Erard moved uneasily. The gentle old man’s remark contained a special sting.

“That doesn’t go nowadays. To do his best work, the workman must have his proper atmosphere. It was all well enough in the Renaissance for those old fellows to bang about; there was so much going on that was inspiring; so much beauty in the world! But to-day he must cover himself up from the horrid impressions of reality. If he fought with cold and hunger and bad wall-paper, and all that, he would never be fit for his fine work. Either the harsh actualities would blunt his sensitiveness, or he would show that he hadn’t any, that he wasn’t of the temperament.”

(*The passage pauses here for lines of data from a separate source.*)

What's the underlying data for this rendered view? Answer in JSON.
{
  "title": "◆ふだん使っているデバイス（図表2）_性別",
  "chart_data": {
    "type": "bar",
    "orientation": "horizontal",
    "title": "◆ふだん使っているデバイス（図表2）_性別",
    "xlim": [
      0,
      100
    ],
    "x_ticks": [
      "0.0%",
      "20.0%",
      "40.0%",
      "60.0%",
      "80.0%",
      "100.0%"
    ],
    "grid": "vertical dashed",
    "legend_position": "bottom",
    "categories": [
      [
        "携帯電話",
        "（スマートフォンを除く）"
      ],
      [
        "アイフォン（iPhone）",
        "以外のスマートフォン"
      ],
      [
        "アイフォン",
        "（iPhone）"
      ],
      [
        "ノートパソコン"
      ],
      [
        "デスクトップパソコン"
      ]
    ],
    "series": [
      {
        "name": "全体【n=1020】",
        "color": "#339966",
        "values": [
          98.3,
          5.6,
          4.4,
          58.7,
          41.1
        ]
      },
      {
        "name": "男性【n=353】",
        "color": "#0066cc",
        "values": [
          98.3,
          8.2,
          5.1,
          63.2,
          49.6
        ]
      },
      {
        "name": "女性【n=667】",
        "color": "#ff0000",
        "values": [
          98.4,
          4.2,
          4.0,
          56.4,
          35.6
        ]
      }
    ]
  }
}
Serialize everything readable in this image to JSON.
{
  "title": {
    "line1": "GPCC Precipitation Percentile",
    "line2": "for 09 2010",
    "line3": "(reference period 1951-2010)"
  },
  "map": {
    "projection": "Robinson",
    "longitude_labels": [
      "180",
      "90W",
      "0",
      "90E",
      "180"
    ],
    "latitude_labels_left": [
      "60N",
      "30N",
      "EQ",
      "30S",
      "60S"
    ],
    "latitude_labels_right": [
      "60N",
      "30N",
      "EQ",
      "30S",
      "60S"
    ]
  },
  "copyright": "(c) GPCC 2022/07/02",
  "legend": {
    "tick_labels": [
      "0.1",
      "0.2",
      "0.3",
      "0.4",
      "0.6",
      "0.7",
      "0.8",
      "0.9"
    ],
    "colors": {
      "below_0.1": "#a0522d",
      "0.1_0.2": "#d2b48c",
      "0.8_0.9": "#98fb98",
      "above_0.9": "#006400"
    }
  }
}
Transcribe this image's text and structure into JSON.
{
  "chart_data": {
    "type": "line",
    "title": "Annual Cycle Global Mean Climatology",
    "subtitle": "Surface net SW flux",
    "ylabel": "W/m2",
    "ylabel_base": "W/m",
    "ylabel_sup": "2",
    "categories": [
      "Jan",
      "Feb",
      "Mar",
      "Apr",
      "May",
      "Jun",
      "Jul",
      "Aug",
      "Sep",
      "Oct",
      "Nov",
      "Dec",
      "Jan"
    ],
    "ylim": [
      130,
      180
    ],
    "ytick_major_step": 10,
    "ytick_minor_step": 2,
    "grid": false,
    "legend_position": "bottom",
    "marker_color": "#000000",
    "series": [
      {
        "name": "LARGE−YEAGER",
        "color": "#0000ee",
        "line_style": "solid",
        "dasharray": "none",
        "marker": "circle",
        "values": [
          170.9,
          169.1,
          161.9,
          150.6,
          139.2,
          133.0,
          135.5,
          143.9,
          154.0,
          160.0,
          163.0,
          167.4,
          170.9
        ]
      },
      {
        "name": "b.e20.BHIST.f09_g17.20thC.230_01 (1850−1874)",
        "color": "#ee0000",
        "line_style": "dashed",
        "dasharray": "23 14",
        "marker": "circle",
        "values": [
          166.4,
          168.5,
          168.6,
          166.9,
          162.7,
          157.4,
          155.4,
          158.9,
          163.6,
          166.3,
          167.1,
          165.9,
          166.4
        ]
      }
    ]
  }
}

Erard turned from the attentive old man to the young woman, whose fortune of contemporaneous birth might render her intelligent to the force of his remarks. Moreover, she was a woman, and Simeon Erard’s strong point was his management of women. He got at them on impersonal, sexless grounds. His rambling physique and flattened face were almost repulsive, and he had never quite lost the traces of the dull back alley in Jersey City, whence he had emerged upon the circle of patrons and patronesses who were to attend him on towards fame. With a subtle insight into his own resources, he knew that women would always be useful to him; that they were most excellent working-partners of fame. To have a chorus of women at your command was like subsidizing the press: it was a dangerous weapon to use, but its range was incalculable. And in manipulating women he was skilful enough to exclude the sexual basis. He never appeared to them in the light of a possible husband or lover. Further, he never included a stupid woman in his chorus merely because she made court to him.

Just now it seemed to him better worth while securing a new ally than opening the dangerous question started by the old man. So he led the party back to the salon and begged Miss Anthon to try the spinet. While he explained the working of the instrument, he threw out casually some remarks about music. The young woman struck a few thin chords, that rustled like yellowed parchment in the lofty room; her glance followed the artist as he looked after his guests.

Now he was talking to Wilbur, who was eagerly loquacious. She could catch phrases: “... run over for a few months ... business dull ... had a chance to be fixed up in a little job ... pretty good place ... am a University of Michigan man.” Erard’s little eyes were coolly judging the expansive young man, assigning him to his species, and calculating the exact amount of significance he might contain.

Who was this Erard? She had heard her mother refer often enough to Sebastian Anthon’s “folly” over that “painter-fellow” he had picked up in New York as a tutor for his daughter. She remembered many little details of his career: how her uncle had found him in a print-shop behind the counter, and had encouraged him in his efforts to worm his way through the art-school. Later he had come to Sebastian Anthon’s summer home, on the half-intimate footing of a tutor, and she remembered to have seen him there,—a sullen, ugly lad, with his material and stupid charge. Then Erard had gone abroad, first with Uncle Sebastian, then again for a long period by himself. And her mother accused him of “getting Sebastian to waste good money on pictures and such stuff.”

She was not aware that Erard had done much to justify all the Anthon money that had gone into his career. At least if you counted by tangible evidences! She did not know that one of the first precepts which the protégé had inculcated had been that you should not count by vulgar or tangible proofs, such as books published, pictures painted and sold, articles appearing in magazines, with accompanying checks and drafts.

For Erard’s initial ambition—to paint—had expanded in the atmosphere of Paris, until now it would be hard to say just where he proposed to apply his force.

A professorship in aesthetics, the editorship of a magazine devoted to the arts, the curatorship of a museum,—one or all, might have satisfied his present ambition. Yet he had never quite abandoned actual creative work. Now and then, whenever Sebastian Anthon was becoming unusually restless, some one “evidence” appeared to justify the interest that old Anthon was taking in him. Some clever article on the Salons for an American journal, a little essay on an early Italian master in an English magazine, a portrait of Mrs. George Payne,—the editor’s young wife,—which set the American colony in Paris agog with talk; at the worst, some bit of encouraging gossip from “a man who knew.” Perhaps Erard had been right in not forcing himself; Sebastian Anthon shivered at the thought of how he himself had been forced.

It had been superb in its way, Erard’s campaign thus far, or preparation for campaign. Once in Paris, the very pavement seemed familiar to him, the air in the streets to be intimate. “You are one of us,” it whispered. He prepared leisurely to realize far-reaching projects. He was never idle, and he was rarely dissipated. Quite early, it is probable, he suspected that his organism was not the artist’s; his blood was too thin. But his power was to comprehend, to enjoy and relate. Or, to use the phrase that he found for his patron, “to know the background.” So he had had the audacity to proceed from capital to capital, establishing large siege-lines,—the audacity, when to-morrow might find him at the pawn-shop with nothing to pawn. Perhaps he knew his world better than most; had he had more scrupulous doubts, he would have failed at the outset.